El patrimonio no es un adorno. Es un puente entre el pasado y el futuro, entre la memoria y el aprendizaje. En Tarapacá, el patrimonio no es solo algo antiguo que admiramos. Es una fuente viva desde la cual podemos enseñar historia, lenguaje, ciencias, matemáticas, arte y ciudadanía.
Humberstone y Santa Laura no son ruinas del salitre, son relatos abiertos: trabajo, migración, desigualdad, organización social. Enseñar allí es invitar a pensar críticamente, a valorar lo conquistado por quienes vivieron en lo extremo ¿Cómo no hacer historia desde ahí? Miremos al altiplano. En Cariquima, Isluga o Colchane, la cultura aymara sigue latiendo. Su lengua, su cosmovisión, su vínculo con la tierra son patrimonio inmaterial. Desde ahí podemos hablar de ciencias, medioambiente, espiritualidad, interculturalidad.
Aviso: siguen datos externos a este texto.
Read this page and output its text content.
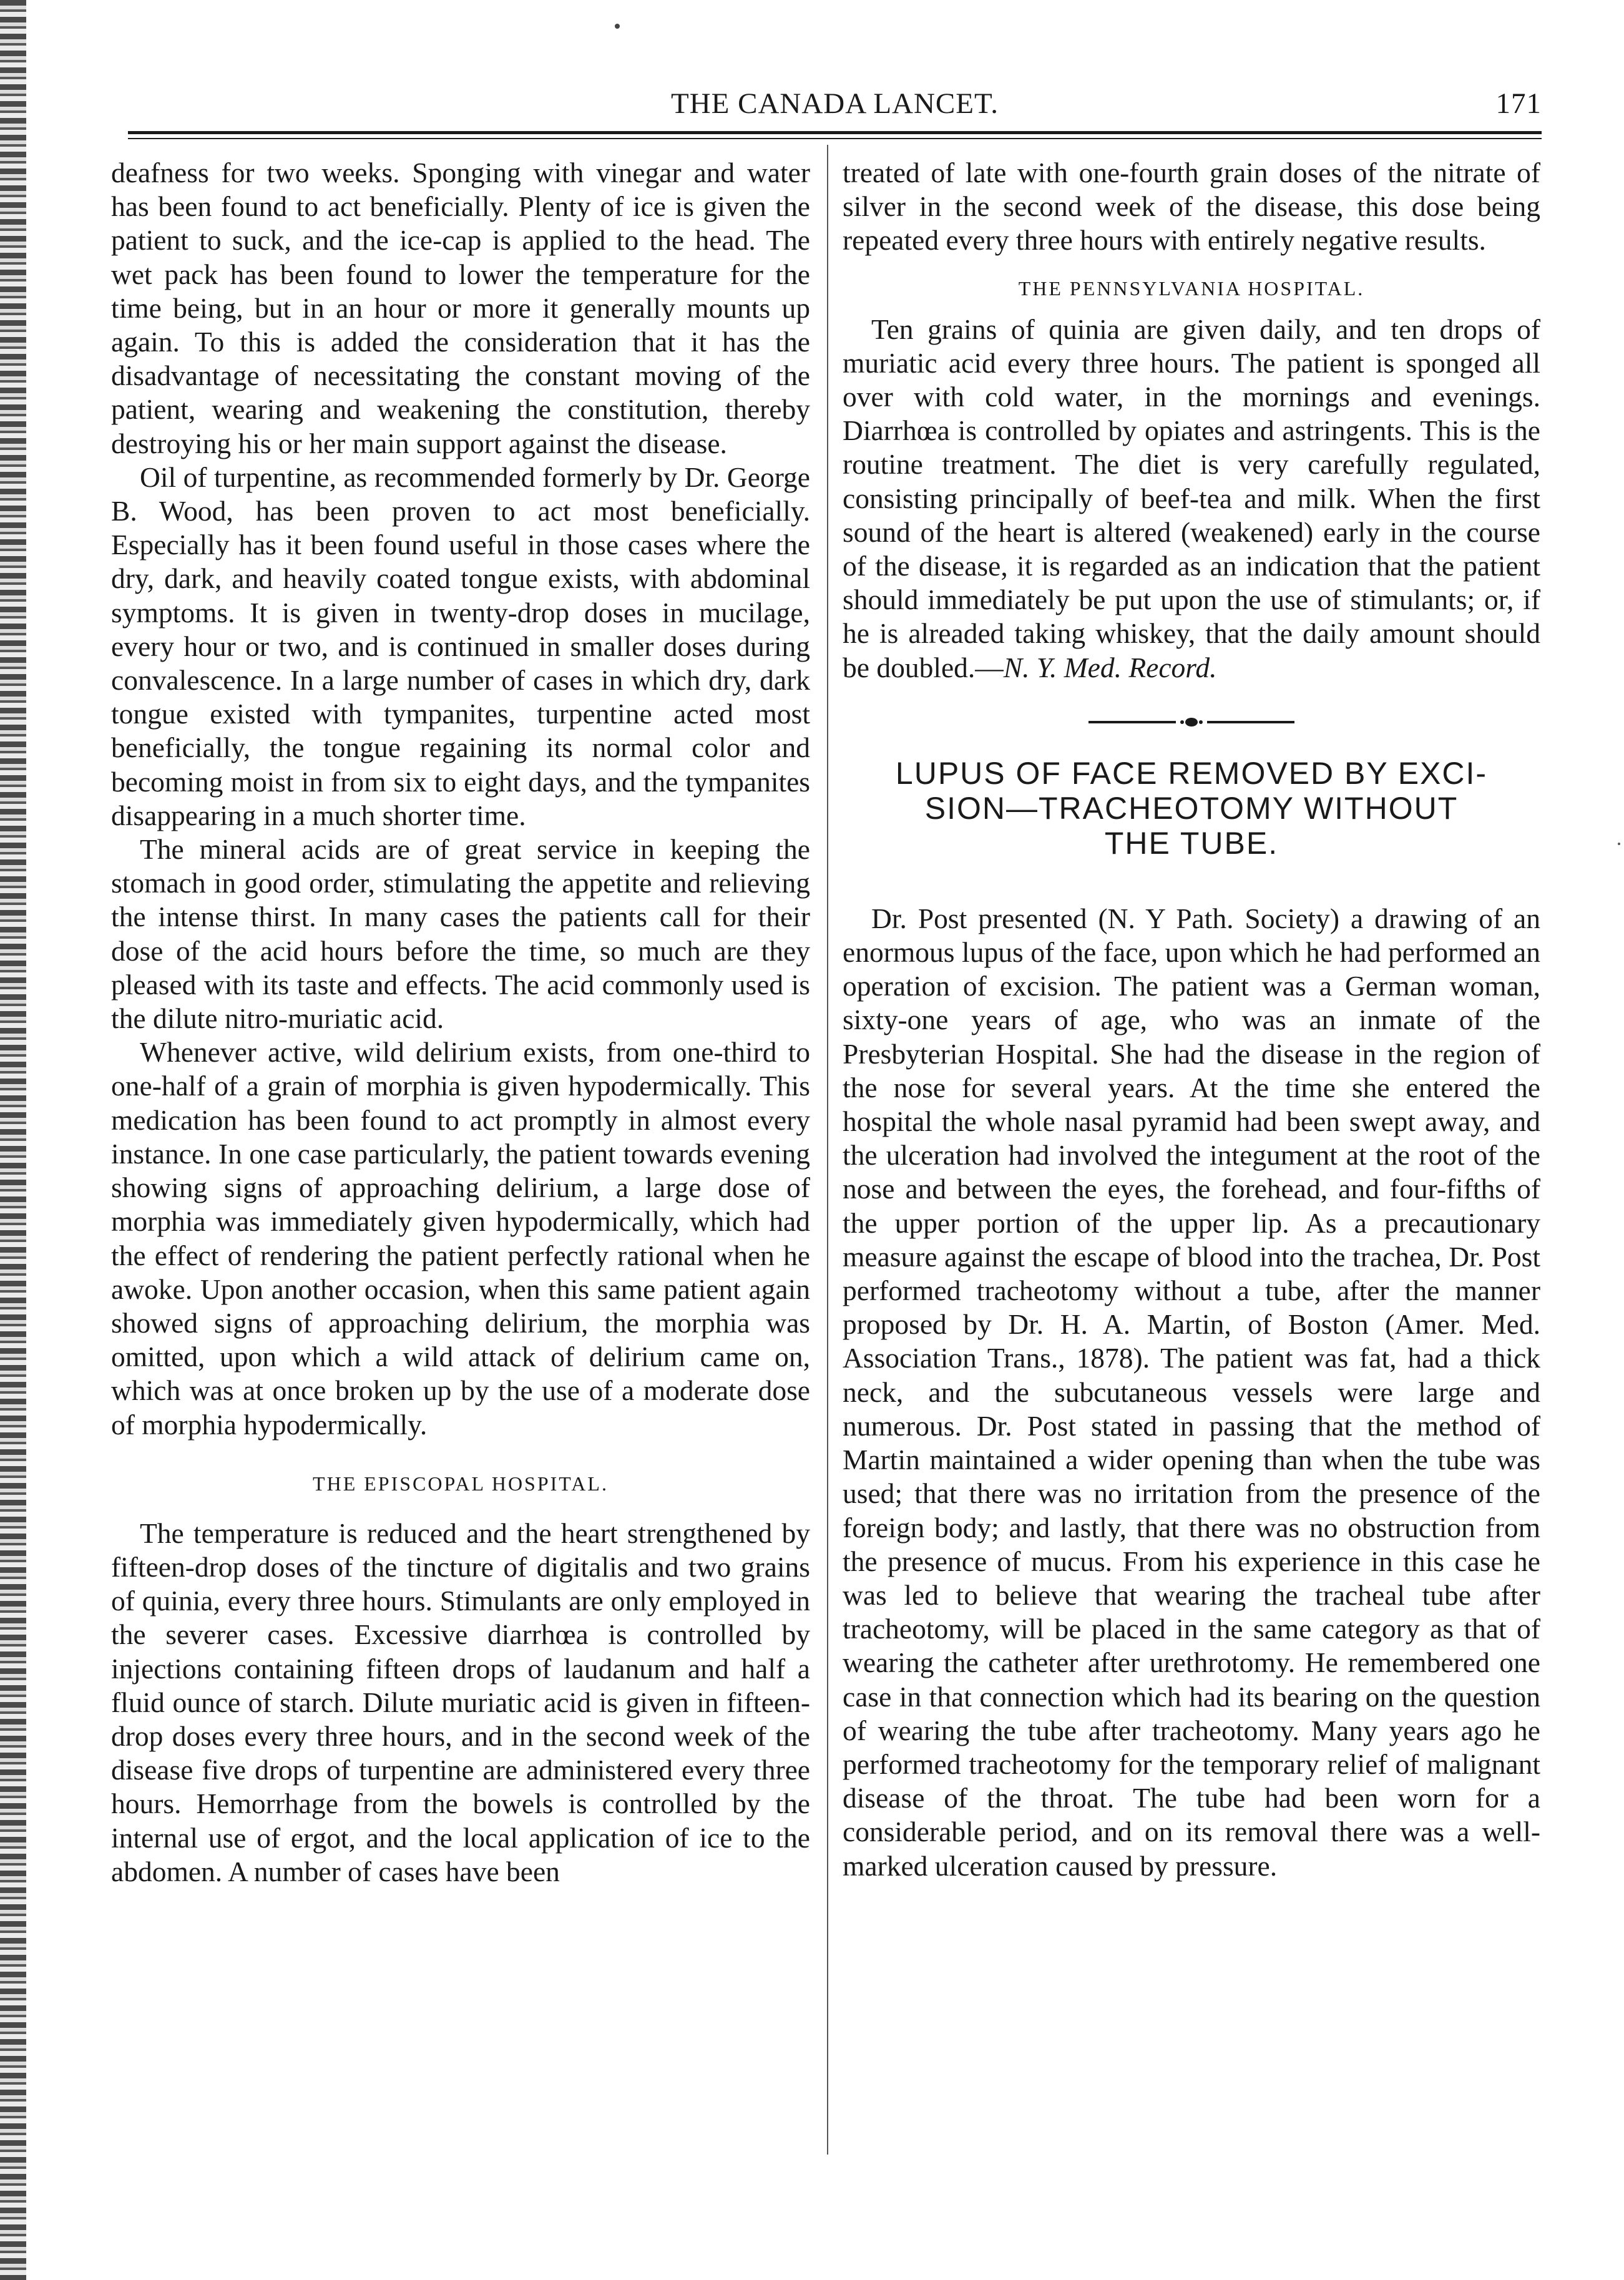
THE CANADA LANCET.	171

deafness for two weeks. Sponging with vinegar and water has been found to act beneficially. Plenty of ice is given the patient to suck, and the ice-cap is applied to the head. The wet pack has been found to lower the temperature for the time being, but in an hour or more it generally mounts up again. To this is added the consideration that it has the disadvantage of necessitating the constant moving of the patient, wearing and weakening the constitution, thereby destroying his or her main support against the disease.

Oil of turpentine, as recommended formerly by Dr. George B. Wood, has been proven to act most beneficially. Especially has it been found useful in those cases where the dry, dark, and heavily coated tongue exists, with abdominal symptoms. It is given in twenty-drop doses in mucilage, every hour or two, and is continued in smaller doses during convalescence. In a large number of cases in which dry, dark tongue existed with tympanites, turpentine acted most beneficially, the tongue regaining its normal color and becoming moist in from six to eight days, and the tympanites disappearing in a much shorter time.

The mineral acids are of great service in keeping the stomach in good order, stimulating the appetite and relieving the intense thirst. In many cases the patients call for their dose of the acid hours before the time, so much are they pleased with its taste and effects. The acid commonly used is the dilute nitro-muriatic acid.

Whenever active, wild delirium exists, from one-third to one-half of a grain of morphia is given hypodermically. This medication has been found to act promptly in almost every instance. In one case particularly, the patient towards evening showing signs of approaching delirium, a large dose of morphia was immediately given hypodermically, which had the effect of rendering the patient perfectly rational when he awoke. Upon another occasion, when this same patient again showed signs of approaching delirium, the morphia was omitted, upon which a wild attack of delirium came on, which was at once broken up by the use of a moderate dose of morphia hypodermically.

THE EPISCOPAL HOSPITAL.

The temperature is reduced and the heart strengthened by fifteen-drop doses of the tincture of digitalis and two grains of quinia, every three hours. Stimulants are only employed in the severer cases. Excessive diarrhœa is controlled by injections containing fifteen drops of laudanum and half a fluid ounce of starch. Dilute muriatic acid is given in fifteen-drop doses every three hours, and in the second week of the disease five drops of turpentine are administered every three hours. Hemorrhage from the bowels is controlled by the internal use of ergot, and the local application of ice to the abdomen. A number of cases have been

treated of late with one-fourth grain doses of the nitrate of silver in the second week of the disease, this dose being repeated every three hours with entirely negative results.

THE PENNSYLVANIA HOSPITAL.

Ten grains of quinia are given daily, and ten drops of muriatic acid every three hours. The patient is sponged all over with cold water, in the mornings and evenings. Diarrhœa is controlled by opiates and astringents. This is the routine treatment. The diet is very carefully regulated, consisting principally of beef-tea and milk. When the first sound of the heart is altered (weakened) early in the course of the disease, it is regarded as an indication that the patient should immediately be put upon the use of stimulants; or, if he is alreaded taking whiskey, that the daily amount should be doubled.—N. Y. Med. Record.

LUPUS OF FACE REMOVED BY EXCI-
SION—TRACHEOTOMY WITHOUT
THE TUBE.

Dr. Post presented (N. Y Path. Society) a drawing of an enormous lupus of the face, upon which he had performed an operation of excision. The patient was a German woman, sixty-one years of age, who was an inmate of the Presbyterian Hospital. She had the disease in the region of the nose for several years. At the time she entered the hospital the whole nasal pyramid had been swept away, and the ulceration had involved the integument at the root of the nose and between the eyes, the forehead, and four-fifths of the upper portion of the upper lip. As a precautionary measure against the escape of blood into the trachea, Dr. Post performed tracheotomy without a tube, after the manner proposed by Dr. H. A. Martin, of Boston (Amer. Med. Association Trans., 1878). The patient was fat, had a thick neck, and the subcutaneous vessels were large and numerous. Dr. Post stated in passing that the method of Martin maintained a wider opening than when the tube was used; that there was no irritation from the presence of the foreign body; and lastly, that there was no obstruction from the presence of mucus. From his experience in this case he was led to believe that wearing the tracheal tube after tracheotomy, will be placed in the same category as that of wearing the catheter after urethrotomy. He remembered one case in that connection which had its bearing on the question of wearing the tube after tracheotomy. Many years ago he performed tracheotomy for the temporary relief of malignant disease of the throat. The tube had been worn for a considerable period, and on its removal there was a well-marked ulceration caused by pressure.
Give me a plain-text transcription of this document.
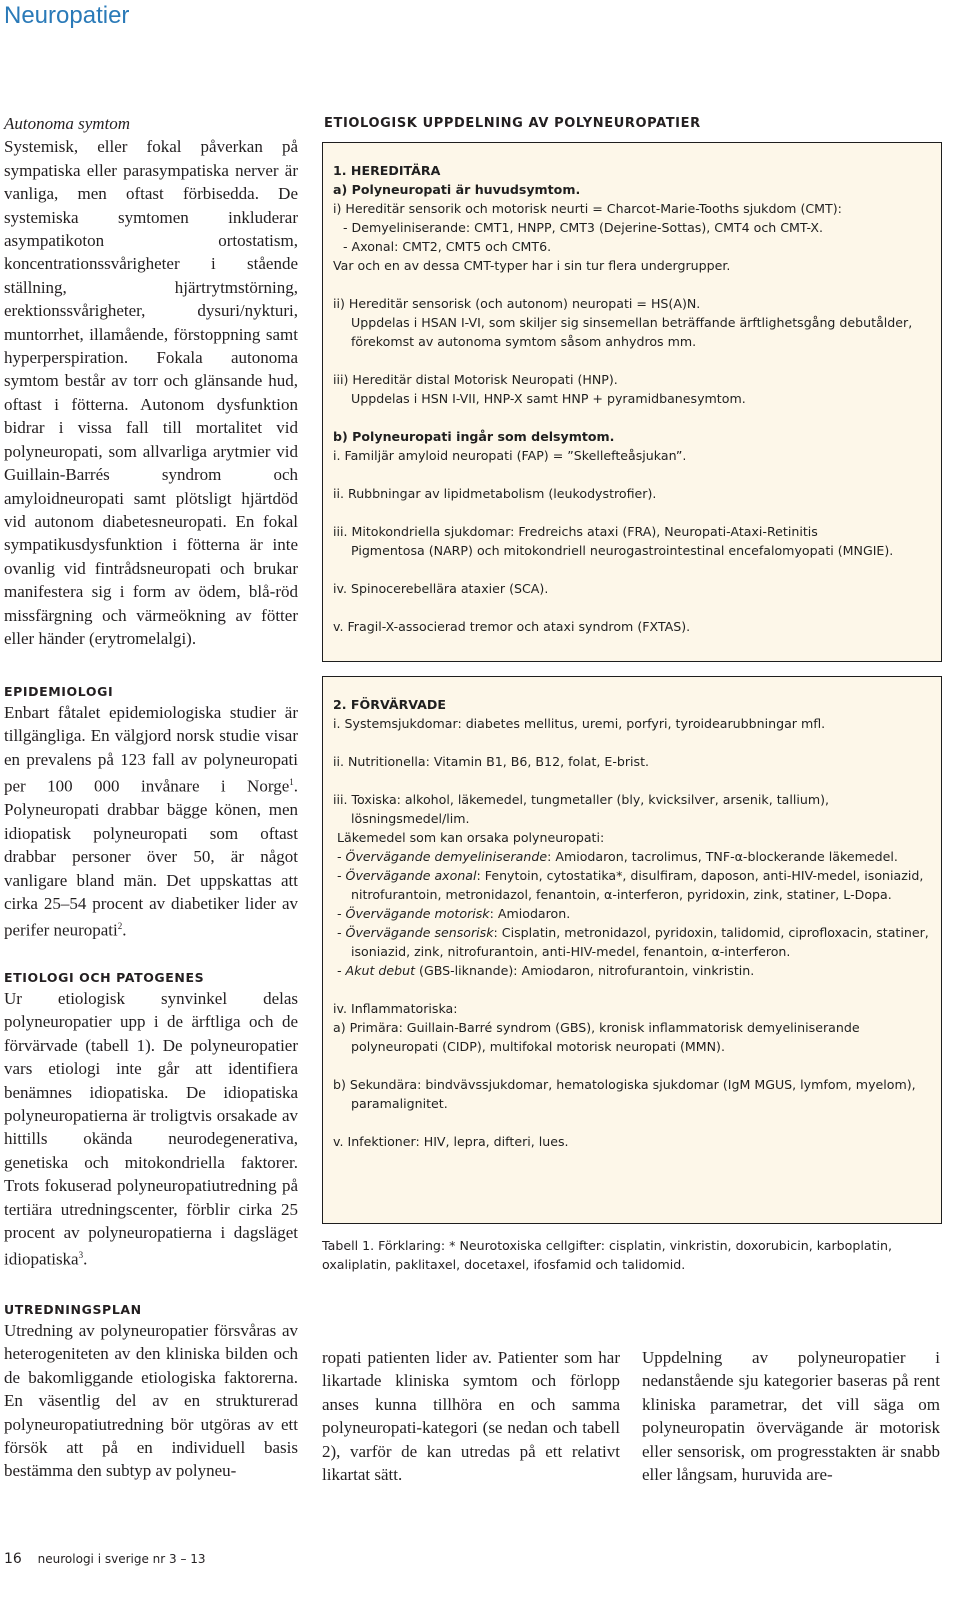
Neuropatier

Autonoma symtom

Systemisk, eller fokal påverkan på sympatiska eller parasympatiska nerver är vanliga, men oftast förbisedda. De systemiska symtomen inkluderar asympatikoton ortostatism, koncentrationssvårigheter i stående ställning, hjärtrytmstörning, erektionssvårigheter, dysuri/nykturi, muntorrhet, illamående, förstoppning samt hyperperspiration. Fokala autonoma symtom består av torr och glänsande hud, oftast i fötterna. Autonom dysfunktion bidrar i vissa fall till mortalitet vid polyneuropati, som allvarliga arytmier vid Guillain-Barrés syndrom och amyloidneuropati samt plötsligt hjärtdöd vid autonom diabetesneuropati. En fokal sympatikusdysfunktion i fötterna är inte ovanlig vid fintrådsneuropati och brukar manifestera sig i form av ödem, blå-röd missfärgning och värmeökning av fötter eller händer (erytromelalgi).

EPIDEMIOLOGI
Enbart fåtalet epidemiologiska studier är tillgängliga. En välgjord norsk studie visar en prevalens på 123 fall av polyneuropati per 100 000 invånare i Norge$^1$. Polyneuropati drabbar bägge könen, men idiopatisk polyneuropati som oftast drabbar personer över 50, är något vanligare bland män. Det uppskattas att cirka 25–54 procent av diabetiker lider av perifer neuropati$^2$.
ETIOLOGI OCH PATOGENES
Ur etiologisk synvinkel delas polyneuropatier upp i de ärftliga och de förvärvade (tabell 1). De polyneuropatier vars etiologi inte går att identifiera benämnes idiopatiska. De idiopatiska polyneuropatierna är troligtvis orsakade av hittills okända neurodegenerativa, genetiska och mitokondriella faktorer. Trots fokuserad polyneuropatiutredning på tertiära utredningscenter, förblir cirka 25 procent av polyneuropatierna i dagsläget idiopatiska$^3$.
UTREDNINGSPLAN
Utredning av polyneuropatier försvåras av heterogeniteten av den kliniska bilden och de bakomliggande etiologiska faktorerna. En väsentlig del av en strukturerad polyneuropatiutredning bör utgöras av ett försök att på en individuell basis bestämma den subtyp av polyneu-
ETIOLOGISK UPPDELNING AV POLYNEUROPATIER

1. HEREDITÄRA

a) Polyneuropati är huvudsymtom.

i) Hereditär sensorik och motorisk neurti = Charcot-Marie-Tooths sjukdom (CMT):

- Demyeliniserande: CMT1, HNPP, CMT3 (Dejerine-Sottas), CMT4 och CMT-X.

- Axonal: CMT2, CMT5 och CMT6.

Var och en av dessa CMT-typer har i sin tur flera undergrupper.

ii) Hereditär sensorisk (och autonom) neuropati = HS(A)N.

Uppdelas i HSAN I-VI, som skiljer sig sinsemellan beträffande ärftlighetsgång debutålder, förekomst av autonoma symtom såsom anhydros mm.

iii) Hereditär distal Motorisk Neuropati (HNP).

Uppdelas i HSN I-VII, HNP-X samt HNP + pyramidbanesymtom.

b) Polyneuropati ingår som delsymtom.

i. Familjär amyloid neuropati (FAP) = ”Skellefteåsjukan”.

ii. Rubbningar av lipidmetabolism (leukodystrofier).

iii. Mitokondriella sjukdomar: Fredreichs ataxi (FRA), Neuropati-Ataxi-Retinitis

Pigmentosa (NARP) och mitokondriell neurogastrointestinal encefalomyopati (MNGIE).

iv. Spinocerebellära ataxier (SCA).

v. Fragil-X-associerad tremor och ataxi syndrom (FXTAS).

2. FÖRVÄRVADE

i. Systemsjukdomar: diabetes mellitus, uremi, porfyri, tyroidearubbningar mfl.

ii. Nutritionella: Vitamin B1, B6, B12, folat, E-brist.

iii. Toxiska: alkohol, läkemedel, tungmetaller (bly, kvicksilver, arsenik, tallium), lösningsmedel/lim.

Läkemedel som kan orsaka polyneuropati:

- Övervägande demyeliniserande: Amiodaron, tacrolimus, TNF-α-blockerande läkemedel.

- Övervägande axonal: Fenytoin, cytostatika*, disulfiram, daposon, anti-HIV-medel, isoniazid, nitrofurantoin, metronidazol, fenantoin, α-interferon, pyridoxin, zink, statiner, L-Dopa.

- Övervägande motorisk: Amiodaron.

- Övervägande sensorisk: Cisplatin, metronidazol, pyridoxin, talidomid, ciprofloxacin, statiner, isoniazid, zink, nitrofurantoin, anti-HIV-medel, fenantoin, α-interferon.

- Akut debut (GBS-liknande): Amiodaron, nitrofurantoin, vinkristin.

iv. Inflammatoriska:

a) Primära: Guillain-Barré syndrom (GBS), kronisk inflammatorisk demyeliniserande polyneuropati (CIDP), multifokal motorisk neuropati (MMN).

b) Sekundära: bindvävssjukdomar, hematologiska sjukdomar (IgM MGUS, lymfom, myelom), paramalignitet.

v. Infektioner: HIV, lepra, difteri, lues.

Tabell 1. Förklaring: * Neurotoxiska cellgifter: cisplatin, vinkristin, doxorubicin, karboplatin, oxaliplatin, paklitaxel, docetaxel, ifosfamid och talidomid.
ropati patienten lider av. Patienter som har likartade kliniska symtom och förlopp anses kunna tillhöra en och samma polyneuropati-kategori (se nedan och tabell 2), varför de kan utredas på ett relativt likartat sätt.
Uppdelning av polyneuropatier i nedanstående sju kategorier baseras på rent kliniska parametrar, det vill säga om polyneuropatin övervägande är motorisk eller sensorisk, om progresstakten är snabb eller långsam, huruvida are-
16 neurologi i sverige nr 3 – 13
Incluso, de matemáticas con lógica ancestral ¿Y si una clase de geometría comenzara con una apacheta o los geoglifos de Pintados? La Tirana, la cueca nortina, los bailes religiosos: no son solo fiestas. Son escenarios vivos para enseñar música, lenguaje, religiosidad, arte y cuerpo. Pero, también nos recuerdan que venimos de un tejido común, donde lo espiritual y lo cotidiano se abrazan.
Hoy, hablar de educación es hablar de tecnología, metodologías e inteligencia artificial. Pero, a veces olvidamos algo más cercano, poderoso y real: el patrimonio, ese que nos habla con voz propia desde nuestra tierra.
No se trata de enseñar sobre el patrimonio, sino de enseñar desde el patrimonio. Porque cuando el aprendizaje nace del territorio, de lo que tocamos, sentimos y celebramos como propio, se vuelve real, significativo y profundo.Educar en el siglo XXI con raíces en el XIX no es retroceder: es afirmarse para avanzar. Y en Tarapacá, hay un suelo fértil, lleno de memoria, para sembrar futuro.